While it is true that Heyward has hit very well so far, it is also true that it has been against minor league pitching.
In three minor league seasons ranging from the rookie league through the Braves' AAA team in Gwinnett, Heyward has batted a combined .318 with 29 HR and 125 RBI in 238 games. He has a minor league OPS of .899.
However, history is riddled with "superstar" minor leaguers who for some reason never made the transition to become a superstar professional. Sometimes it's because they couldn't catch up to big league pitching and sometimes the distractions of being a major leaguer got in the way of their progress.
Perhaps you remember a left-handed hitting first baseman by the name of Roberto Petagine. He was a three-time All-Star (1996-1998) in AAA and he won the International League's MVP Award in back-to-back years.

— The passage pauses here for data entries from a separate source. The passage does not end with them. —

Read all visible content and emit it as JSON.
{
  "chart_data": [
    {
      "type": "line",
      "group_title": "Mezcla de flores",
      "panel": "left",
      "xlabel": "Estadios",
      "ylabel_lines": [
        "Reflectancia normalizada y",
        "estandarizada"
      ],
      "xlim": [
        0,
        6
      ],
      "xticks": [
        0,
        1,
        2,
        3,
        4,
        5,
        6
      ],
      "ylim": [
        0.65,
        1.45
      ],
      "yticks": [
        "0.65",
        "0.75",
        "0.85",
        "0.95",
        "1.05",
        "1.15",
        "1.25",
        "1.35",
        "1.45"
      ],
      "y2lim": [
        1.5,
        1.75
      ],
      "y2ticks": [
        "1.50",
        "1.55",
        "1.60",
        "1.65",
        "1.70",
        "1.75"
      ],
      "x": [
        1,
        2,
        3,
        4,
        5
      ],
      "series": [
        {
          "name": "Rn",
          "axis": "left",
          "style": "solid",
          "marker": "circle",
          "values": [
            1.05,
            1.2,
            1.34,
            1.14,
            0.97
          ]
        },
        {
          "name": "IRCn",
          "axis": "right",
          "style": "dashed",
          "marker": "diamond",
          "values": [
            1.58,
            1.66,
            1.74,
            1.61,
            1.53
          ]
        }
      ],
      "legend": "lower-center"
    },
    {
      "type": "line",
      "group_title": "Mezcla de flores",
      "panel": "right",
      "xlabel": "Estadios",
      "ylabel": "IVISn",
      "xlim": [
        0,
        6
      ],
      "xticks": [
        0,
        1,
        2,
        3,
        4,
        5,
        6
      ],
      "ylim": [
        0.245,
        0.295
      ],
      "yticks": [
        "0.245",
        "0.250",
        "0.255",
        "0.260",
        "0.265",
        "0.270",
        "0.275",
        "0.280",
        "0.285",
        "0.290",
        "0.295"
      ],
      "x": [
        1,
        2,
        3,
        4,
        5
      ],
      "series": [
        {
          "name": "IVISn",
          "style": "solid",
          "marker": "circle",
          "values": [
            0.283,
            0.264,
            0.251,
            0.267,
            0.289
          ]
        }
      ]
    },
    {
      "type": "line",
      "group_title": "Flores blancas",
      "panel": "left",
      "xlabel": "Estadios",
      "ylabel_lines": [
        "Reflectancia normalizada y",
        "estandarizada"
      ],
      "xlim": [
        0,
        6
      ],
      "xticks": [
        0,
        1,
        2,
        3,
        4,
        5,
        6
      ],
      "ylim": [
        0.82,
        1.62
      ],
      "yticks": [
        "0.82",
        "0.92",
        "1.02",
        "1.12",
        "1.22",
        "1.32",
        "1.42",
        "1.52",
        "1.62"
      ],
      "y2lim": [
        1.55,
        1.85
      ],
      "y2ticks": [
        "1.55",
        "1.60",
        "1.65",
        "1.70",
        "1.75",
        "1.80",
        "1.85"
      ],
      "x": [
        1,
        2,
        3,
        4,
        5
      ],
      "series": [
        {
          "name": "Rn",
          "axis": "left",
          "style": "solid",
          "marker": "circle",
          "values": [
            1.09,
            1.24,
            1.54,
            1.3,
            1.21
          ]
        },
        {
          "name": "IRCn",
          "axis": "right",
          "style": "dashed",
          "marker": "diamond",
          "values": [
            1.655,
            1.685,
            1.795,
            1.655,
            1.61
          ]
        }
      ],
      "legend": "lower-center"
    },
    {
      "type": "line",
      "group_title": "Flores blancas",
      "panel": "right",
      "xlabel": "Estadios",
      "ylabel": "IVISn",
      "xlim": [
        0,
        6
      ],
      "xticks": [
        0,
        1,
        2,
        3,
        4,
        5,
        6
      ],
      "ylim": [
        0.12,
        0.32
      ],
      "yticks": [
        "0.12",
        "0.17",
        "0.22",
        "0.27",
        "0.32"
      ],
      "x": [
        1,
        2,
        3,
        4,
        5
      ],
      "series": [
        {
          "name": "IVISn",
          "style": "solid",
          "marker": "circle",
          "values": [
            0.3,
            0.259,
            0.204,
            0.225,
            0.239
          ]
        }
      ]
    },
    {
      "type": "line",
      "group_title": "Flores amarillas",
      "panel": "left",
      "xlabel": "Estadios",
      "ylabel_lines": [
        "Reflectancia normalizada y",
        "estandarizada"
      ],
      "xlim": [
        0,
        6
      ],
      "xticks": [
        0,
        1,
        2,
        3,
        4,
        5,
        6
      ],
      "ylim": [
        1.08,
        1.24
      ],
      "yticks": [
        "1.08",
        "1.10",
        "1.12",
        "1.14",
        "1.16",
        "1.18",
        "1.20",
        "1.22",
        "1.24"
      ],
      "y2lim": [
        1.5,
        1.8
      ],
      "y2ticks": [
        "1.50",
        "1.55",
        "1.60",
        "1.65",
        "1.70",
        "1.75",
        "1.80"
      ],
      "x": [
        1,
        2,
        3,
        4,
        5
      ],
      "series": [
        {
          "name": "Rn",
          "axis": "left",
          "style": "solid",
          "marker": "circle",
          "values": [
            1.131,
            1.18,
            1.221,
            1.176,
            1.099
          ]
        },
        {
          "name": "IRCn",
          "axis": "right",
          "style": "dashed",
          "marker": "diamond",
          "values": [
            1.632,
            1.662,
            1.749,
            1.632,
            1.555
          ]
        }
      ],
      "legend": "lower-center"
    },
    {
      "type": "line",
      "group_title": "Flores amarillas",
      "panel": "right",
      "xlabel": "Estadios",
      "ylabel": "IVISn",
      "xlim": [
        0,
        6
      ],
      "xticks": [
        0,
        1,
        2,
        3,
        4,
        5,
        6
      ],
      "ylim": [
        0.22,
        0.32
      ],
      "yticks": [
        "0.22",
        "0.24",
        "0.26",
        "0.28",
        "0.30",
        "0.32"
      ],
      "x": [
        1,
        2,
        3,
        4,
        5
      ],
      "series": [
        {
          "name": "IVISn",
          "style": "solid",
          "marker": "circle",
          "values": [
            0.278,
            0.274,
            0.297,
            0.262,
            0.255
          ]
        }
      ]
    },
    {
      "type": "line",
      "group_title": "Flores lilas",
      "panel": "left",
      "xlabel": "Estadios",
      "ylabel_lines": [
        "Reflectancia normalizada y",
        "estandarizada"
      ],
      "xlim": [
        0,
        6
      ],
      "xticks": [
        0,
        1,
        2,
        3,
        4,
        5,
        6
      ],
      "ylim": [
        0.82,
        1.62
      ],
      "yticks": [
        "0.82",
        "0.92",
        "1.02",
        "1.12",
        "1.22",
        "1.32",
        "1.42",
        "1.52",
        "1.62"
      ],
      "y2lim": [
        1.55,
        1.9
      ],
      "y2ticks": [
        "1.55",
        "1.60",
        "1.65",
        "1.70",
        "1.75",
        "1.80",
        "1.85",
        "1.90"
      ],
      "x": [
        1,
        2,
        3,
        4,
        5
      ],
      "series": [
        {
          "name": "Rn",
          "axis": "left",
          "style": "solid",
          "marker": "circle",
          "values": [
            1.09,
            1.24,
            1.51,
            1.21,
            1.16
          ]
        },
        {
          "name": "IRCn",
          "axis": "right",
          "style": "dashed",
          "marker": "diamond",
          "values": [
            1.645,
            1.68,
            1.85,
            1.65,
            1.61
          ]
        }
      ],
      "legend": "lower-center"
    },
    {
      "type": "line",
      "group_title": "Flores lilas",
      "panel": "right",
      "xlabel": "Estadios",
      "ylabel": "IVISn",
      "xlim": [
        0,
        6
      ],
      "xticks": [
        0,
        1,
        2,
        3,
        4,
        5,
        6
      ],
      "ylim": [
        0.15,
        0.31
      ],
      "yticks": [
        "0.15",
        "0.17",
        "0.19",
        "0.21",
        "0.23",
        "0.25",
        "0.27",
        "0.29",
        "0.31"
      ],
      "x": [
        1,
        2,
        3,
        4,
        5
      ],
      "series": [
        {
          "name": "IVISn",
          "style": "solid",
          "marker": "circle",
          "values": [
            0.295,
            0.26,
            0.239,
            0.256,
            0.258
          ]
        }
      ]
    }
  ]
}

Although he played with six MLB clubs and two Japanese teams, he never made it to the level expected.
Or how about Yankees minor league star, Hensley "Bam Bam" Meulens?
Signed in 1985, Meulens made a big splash by hitting .300 with 28 HR and 103 RBI for Prince William. By 1990 he was at AAA Columbus and hit .285 with 26 HR and 96 RBI and was the International League MVP. With the Yankees, however, he could never live up to the hype. His career batting average was .220 with a total of 15 HRs in seven seasons.
In 2003, Chicago White Sox prospect Joe Borchard was ranked No.4 in all of minor league baseball. His six-year career amounted to a .205 batting average with 26 HR and 77 RBI.
Last year, along with Wieters, Florida outfielder Cameron Maybin got some early fantasy attention, but couldn't hold onto his starting job and lost all value.
Only time will tell with Heyward.
It looks like unless he completely collapses over the final three weeks of spring training, Heyward will start the season with the "big club." He's looked solid so far, going 6-for-14 (.429) with a homer, four RBIs and six walks.
In my most recent draft Heyward was selected in the 16th round. Obviously, in keeper leagues he'll be picked much higher, around the same time as Washington Nationals pitcher Stephen Strasburg.
Just remember, Heyward won't even be 21-years-old until August and potential is just a future promise, not a guarantee.